The bill would allow an adoption agency to turn away a loving aunt who could provide the best home for her nephew because she’s divorced. It could be used to stand in the way of adoption by interfaith families, or allow an adoption agency of one faith to say “no” to parents of another.
It’s wrong, and the people who will be hurt the most are the children in need of a home and the families who want to provide it [Bill Mawhiney, “Strengthen, Don’t Limit Foster Families,” that Sioux Falls paper, 2017.02.10].
Mawhiney’s mention of interfaith families reminds me that SB 149 targets my family. My wife and I have differing religious views. The results we see in our daughter so far suggest we parent with reasonable effectiveness. If we decide to adopt, SB 149 would allow certain adoption agencies to turn away our offer to do our best for a child in need.
I’ll be polite and say that’s counterproductive.

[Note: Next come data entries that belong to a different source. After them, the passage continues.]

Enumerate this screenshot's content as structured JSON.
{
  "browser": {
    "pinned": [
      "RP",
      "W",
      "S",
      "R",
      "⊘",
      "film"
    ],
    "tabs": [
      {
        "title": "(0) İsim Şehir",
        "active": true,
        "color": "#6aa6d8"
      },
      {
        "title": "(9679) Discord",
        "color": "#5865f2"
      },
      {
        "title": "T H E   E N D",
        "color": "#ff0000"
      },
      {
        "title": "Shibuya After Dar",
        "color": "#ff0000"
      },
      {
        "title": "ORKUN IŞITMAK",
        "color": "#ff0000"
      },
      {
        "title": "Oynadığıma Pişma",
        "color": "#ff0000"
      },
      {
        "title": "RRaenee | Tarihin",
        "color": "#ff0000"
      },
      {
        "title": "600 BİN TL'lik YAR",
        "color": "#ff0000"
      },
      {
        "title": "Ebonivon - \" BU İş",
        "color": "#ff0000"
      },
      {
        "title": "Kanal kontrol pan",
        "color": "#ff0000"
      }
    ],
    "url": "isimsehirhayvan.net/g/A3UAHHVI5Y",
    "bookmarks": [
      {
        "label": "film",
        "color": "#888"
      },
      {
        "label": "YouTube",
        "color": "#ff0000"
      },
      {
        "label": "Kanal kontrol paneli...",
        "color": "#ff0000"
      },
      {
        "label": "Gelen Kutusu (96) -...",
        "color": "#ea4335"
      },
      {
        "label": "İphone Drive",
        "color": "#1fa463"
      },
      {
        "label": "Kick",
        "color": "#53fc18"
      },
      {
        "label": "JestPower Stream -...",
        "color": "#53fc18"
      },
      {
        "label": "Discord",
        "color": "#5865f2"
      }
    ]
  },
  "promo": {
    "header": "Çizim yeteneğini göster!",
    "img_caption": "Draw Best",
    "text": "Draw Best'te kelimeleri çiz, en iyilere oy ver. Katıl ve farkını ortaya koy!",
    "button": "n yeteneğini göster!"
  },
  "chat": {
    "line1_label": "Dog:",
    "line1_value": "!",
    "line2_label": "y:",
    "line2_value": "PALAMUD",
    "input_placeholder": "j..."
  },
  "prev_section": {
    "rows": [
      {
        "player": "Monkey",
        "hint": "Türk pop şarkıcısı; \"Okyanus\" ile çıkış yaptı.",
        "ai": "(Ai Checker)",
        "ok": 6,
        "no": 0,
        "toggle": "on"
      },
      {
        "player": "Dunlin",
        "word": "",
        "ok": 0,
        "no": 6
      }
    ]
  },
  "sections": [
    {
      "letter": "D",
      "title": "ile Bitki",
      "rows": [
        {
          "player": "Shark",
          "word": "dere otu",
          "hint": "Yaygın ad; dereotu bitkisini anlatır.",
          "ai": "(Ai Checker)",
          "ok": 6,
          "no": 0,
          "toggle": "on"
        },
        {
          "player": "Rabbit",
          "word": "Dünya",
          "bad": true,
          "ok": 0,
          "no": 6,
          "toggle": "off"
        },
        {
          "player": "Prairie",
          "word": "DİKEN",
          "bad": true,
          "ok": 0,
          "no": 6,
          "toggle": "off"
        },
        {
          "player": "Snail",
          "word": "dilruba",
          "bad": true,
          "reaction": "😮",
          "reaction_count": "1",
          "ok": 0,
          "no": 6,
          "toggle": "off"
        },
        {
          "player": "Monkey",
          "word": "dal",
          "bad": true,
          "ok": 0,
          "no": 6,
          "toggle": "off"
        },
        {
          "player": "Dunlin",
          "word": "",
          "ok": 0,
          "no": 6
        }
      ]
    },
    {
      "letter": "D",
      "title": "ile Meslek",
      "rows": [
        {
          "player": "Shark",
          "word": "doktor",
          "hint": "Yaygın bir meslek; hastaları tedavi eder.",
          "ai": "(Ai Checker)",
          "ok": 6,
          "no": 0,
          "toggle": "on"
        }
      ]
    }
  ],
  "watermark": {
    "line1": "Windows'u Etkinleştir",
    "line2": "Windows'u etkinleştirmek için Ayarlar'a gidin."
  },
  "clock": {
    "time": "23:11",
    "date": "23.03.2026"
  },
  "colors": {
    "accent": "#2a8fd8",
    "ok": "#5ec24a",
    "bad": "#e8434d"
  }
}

Mawhiney ought to have an easier time passing the SB 149 religious litmus test than I would. But he still rejects religious discrimination:
I’m a Christian and I believe in the freedom of religion. It’s one of the core values of our country. But freedom of religion shouldn’t be used as a reason to deny kids the home they need and deserve. Religious freedom is not a license to deny vulnerable children loving parents [Mawhiney, 2017.02.10].
Senate Health and Human Services deferred SB 149 last week to Wednesday, February 15.